Fig. 2: Unraveling red blood cell morphological changes related to an infectious environment.
From: Revealing invisible cell phenotypes with conditional generative modeling

a Images of blood cells were extracted from thin blood smears sampled from a population of people exposed to malaria. In all, 200 slides were selected as negative for Malaria by microscopists, meaning that no parasites could be found on any of these slides, with nevertheless half of them found to be positive by qPCR. Note that on both qPCR positive and qPCR negative slides, images extracted displayed variable cell densities with variable background, did not contain any parasites, and did not show any identifiable systematic visible differences, scale bar is 10 μm. b In order to identify discriminative features between qPCR+ and qPCR- slides, we used 60,000 such images from these 200 slides to train a conditional GAN. This panel shows three representative generated images of the results found.

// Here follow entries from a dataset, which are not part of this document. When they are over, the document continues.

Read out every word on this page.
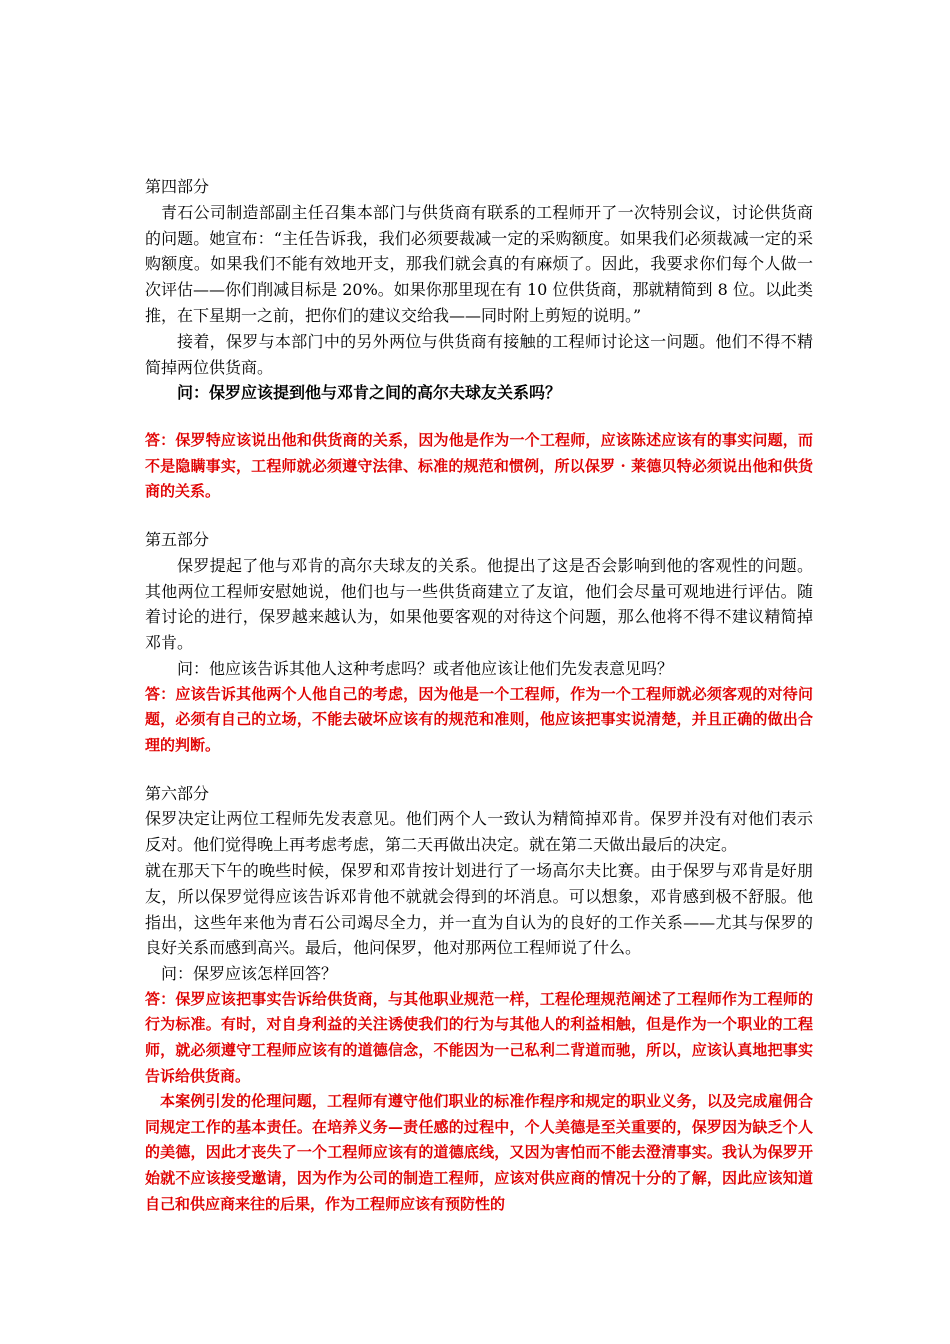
第四部分

青石公司制造部副主任召集本部门与供货商有联系的工程师开了一次特别会议，讨论供货商的问题。她宣布：“主任告诉我，我们必须要裁减一定的采购额度。如果我们必须裁减一定的采购额度。如果我们不能有效地开支，那我们就会真的有麻烦了。因此，我要求你们每个人做一次评估——你们削减目标是 20%。如果你那里现在有 10 位供货商，那就精简到 8 位。以此类推，在下星期一之前，把你们的建议交给我——同时附上剪短的说明。”

接着，保罗与本部门中的另外两位与供货商有接触的工程师讨论这一问题。他们不得不精简掉两位供货商。

问：保罗应该提到他与邓肯之间的高尔夫球友关系吗？

答：保罗特应该说出他和供货商的关系，因为他是作为一个工程师，应该陈述应该有的事实问题，而不是隐瞒事实，工程师就必须遵守法律、标准的规范和惯例，所以保罗 · 莱德贝特必须说出他和供货商的关系。

第五部分

保罗提起了他与邓肯的高尔夫球友的关系。他提出了这是否会影响到他的客观性的问题。其他两位工程师安慰她说，他们也与一些供货商建立了友谊，他们会尽量可观地进行评估。随着讨论的进行，保罗越来越认为，如果他要客观的对待这个问题，那么他将不得不建议精简掉邓肯。

问：他应该告诉其他人这种考虑吗？或者他应该让他们先发表意见吗？

答：应该告诉其他两个人他自己的考虑，因为他是一个工程师，作为一个工程师就必须客观的对待问题，必须有自己的立场，不能去破坏应该有的规范和准则，他应该把事实说清楚，并且正确的做出合理的判断。

第六部分

保罗决定让两位工程师先发表意见。他们两个人一致认为精简掉邓肯。保罗并没有对他们表示反对。他们觉得晚上再考虑考虑，第二天再做出决定。就在第二天做出最后的决定。

就在那天下午的晚些时候，保罗和邓肯按计划进行了一场高尔夫比赛。由于保罗与邓肯是好朋友，所以保罗觉得应该告诉邓肯他不就就会得到的坏消息。可以想象，邓肯感到极不舒服。他指出，这些年来他为青石公司竭尽全力，并一直为自认为的良好的工作关系——尤其与保罗的良好关系而感到高兴。最后，他问保罗，他对那两位工程师说了什么。

问：保罗应该怎样回答？

答：保罗应该把事实告诉给供货商，与其他职业规范一样，工程伦理规范阐述了工程师作为工程师的行为标准。有时，对自身利益的关注诱使我们的行为与其他人的利益相触，但是作为一个职业的工程师，就必须遵守工程师应该有的道德信念，不能因为一己私利二背道而驰，所以，应该认真地把事实告诉给供货商。

本案例引发的伦理问题，工程师有遵守他们职业的标准作程序和规定的职业义务，以及完成雇佣合同规定工作的基本责任。在培养义务—责任感的过程中，个人美德是至关重要的，保罗因为缺乏个人的美德，因此才丧失了一个工程师应该有的道德底线，又因为害怕而不能去澄清事实。我认为保罗开始就不应该接受邀请，因为作为公司的制造工程师，应该对供应商的情况十分的了解，因此应该知道自己和供应商来往的后果，作为工程师应该有预防性的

Z1 displays a visual difference that can be interpreted as an increase of anemia: the content of some blood cells lose hemoglobin (displayed as a hole or a white halo in the cell). This phenotype could barely be identified from real images data because both qPCR+ and qPCR- slides contain anemia cells. Additionally, Z2 displays some deformations of the cell membrane producing crenated cells. Finally, Z3 shows that the negative sample contained more debris due to staining as a translation to qPCR+ tends to remove these artifacts. Indeed, the system cannot discriminate between relevant differences of phenotypes from biologically irrelevant differences related to possible technical or experimental biases.